軸流局所送風機は、坑内の切羽や掘進先など局部的な作業空間へ新鮮空気を送り込むために用いられる局所換気用の軸流送風機であり、柔軟ダクトや鋼製ダクトと組み合わせて使用されます。鉱山では採掘の進行に伴い作業場所が常に移動するため、局所送風機には軽量でコンパクト、かつ移設が容易であることが求められます。軸流局所送風機は、構造がシンプルで重量も比較的軽く、設置や撤去が容易なことから、炭鉱や金属鉱山、トンネル工事などさまざまな地下工事現場で広く採用されています。粉じんや有害ガスの希釈、爆破後の煙霧排出、作業員への新鮮空気供給など、局所換気の基本を担う重要な設備です。
構造的には、軸流局所送風機は電動機に直結された羽根車と円筒状ケーシングを基本とし、入口側と出口側にダクト接続用フランジが設けられています。羽根車の翼形状と取付角度は、局所換気で必要とされる風量と静圧をバランスよく発揮できるよう設計されており、比較的短~中距離のダクト配管に適した性能曲線を持ちます。坑内用としては、騒音低減のための消音カバーやフレキシブル継手を組み合わせることも多く、作業環境への影響を最小限に抑える工夫がされています。メタンガスなど爆発性雰囲気で使用する場合には、防爆電動機を採用した隔爆形軸流局所送風機が用いられ、安全性が確保されます。

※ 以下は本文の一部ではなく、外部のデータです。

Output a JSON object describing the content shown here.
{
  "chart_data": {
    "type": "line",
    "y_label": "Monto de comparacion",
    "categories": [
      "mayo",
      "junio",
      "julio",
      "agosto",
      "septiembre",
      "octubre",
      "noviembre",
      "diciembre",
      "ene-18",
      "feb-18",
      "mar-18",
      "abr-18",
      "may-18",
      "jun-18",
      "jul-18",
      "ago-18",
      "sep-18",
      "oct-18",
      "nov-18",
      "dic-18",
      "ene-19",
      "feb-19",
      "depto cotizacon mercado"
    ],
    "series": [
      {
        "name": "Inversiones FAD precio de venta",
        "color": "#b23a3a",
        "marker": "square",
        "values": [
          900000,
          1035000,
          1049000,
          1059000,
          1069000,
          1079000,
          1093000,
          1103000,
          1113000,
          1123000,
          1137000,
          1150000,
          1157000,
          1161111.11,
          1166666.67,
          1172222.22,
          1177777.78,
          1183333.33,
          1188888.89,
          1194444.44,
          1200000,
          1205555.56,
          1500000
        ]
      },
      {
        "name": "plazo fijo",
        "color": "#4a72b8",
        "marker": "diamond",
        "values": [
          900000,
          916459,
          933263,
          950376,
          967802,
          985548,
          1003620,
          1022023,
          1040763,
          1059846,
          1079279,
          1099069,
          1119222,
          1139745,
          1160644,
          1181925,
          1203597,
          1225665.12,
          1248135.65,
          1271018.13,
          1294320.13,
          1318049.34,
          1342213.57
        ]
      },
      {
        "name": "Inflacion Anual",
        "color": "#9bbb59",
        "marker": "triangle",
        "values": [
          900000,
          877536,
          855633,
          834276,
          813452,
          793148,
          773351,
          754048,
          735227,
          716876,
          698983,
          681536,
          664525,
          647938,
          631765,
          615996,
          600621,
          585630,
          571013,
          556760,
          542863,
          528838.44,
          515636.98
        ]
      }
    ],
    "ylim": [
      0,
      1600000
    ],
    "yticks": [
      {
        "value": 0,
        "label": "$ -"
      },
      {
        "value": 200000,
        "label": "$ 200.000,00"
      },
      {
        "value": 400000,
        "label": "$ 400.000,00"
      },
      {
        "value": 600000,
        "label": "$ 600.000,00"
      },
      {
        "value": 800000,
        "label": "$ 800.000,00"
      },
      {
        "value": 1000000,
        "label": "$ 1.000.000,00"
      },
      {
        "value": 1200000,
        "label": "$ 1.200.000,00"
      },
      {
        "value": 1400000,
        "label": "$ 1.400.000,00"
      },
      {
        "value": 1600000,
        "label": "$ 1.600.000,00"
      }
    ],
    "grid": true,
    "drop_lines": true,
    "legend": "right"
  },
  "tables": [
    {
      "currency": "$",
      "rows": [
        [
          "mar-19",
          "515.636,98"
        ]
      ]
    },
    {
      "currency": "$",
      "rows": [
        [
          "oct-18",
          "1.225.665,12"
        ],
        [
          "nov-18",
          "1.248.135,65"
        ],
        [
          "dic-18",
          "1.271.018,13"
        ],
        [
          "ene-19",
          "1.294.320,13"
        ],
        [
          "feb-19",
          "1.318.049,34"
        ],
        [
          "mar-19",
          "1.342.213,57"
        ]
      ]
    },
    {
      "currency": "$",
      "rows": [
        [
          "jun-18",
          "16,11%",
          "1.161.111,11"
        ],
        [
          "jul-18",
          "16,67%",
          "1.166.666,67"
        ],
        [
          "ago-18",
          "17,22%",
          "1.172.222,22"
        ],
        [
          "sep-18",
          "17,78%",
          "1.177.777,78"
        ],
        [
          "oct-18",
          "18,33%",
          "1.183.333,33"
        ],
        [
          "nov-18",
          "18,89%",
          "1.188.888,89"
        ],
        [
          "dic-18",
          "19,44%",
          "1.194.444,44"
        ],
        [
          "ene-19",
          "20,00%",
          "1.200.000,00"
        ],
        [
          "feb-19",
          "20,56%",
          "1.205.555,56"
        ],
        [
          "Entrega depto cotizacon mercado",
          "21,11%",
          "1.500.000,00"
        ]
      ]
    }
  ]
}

軸流局所送風機の選定にあたっては、ダクト長さ、曲がりや分岐の数、断面形状、必要風速などから通気抵抗を算出し、必要静圧と風量を満たす機種を選ぶことが重要です。ダクトが長くなる場合や通気抵抗が大きい場合には、対向回転局所送風機や二重羽根車構造を持つ高静圧型の採用を検討する必要がありますが、多くの現場では標準的な軸流局所送風機がコストと性能のバランスに優れた選択肢となります。また、インバータ制御を用いて回転数を可変とすれば、採掘進捗や作業人数に応じて風量を調整でき、通気安全と省エネの両立が可能になります。
保守・運用面では、軸流局所送風機は構造が比較的単純でメンテナンスが行いやすいという利点がありますが、粉じん環境で使用されるため、定期的な清掃と点検が欠かせません。羽根車に付着した粉じんは効率低下や振動増加の原因となるため、定期的に清掃し、必要に応じてバランス調整を行います。軸受の潤滑状態や電動機の温度、異音や異常振動の有無を日常点検で確認し、早めの対応によって突発故障を防ぐことが重要です。適切に設計・選定・保守された軸流局所送風機は、鉱山局所換気の基幹設備として長期にわたり安定した性能を発揮し、坑内作業の安全と効率向上に大きく貢献します。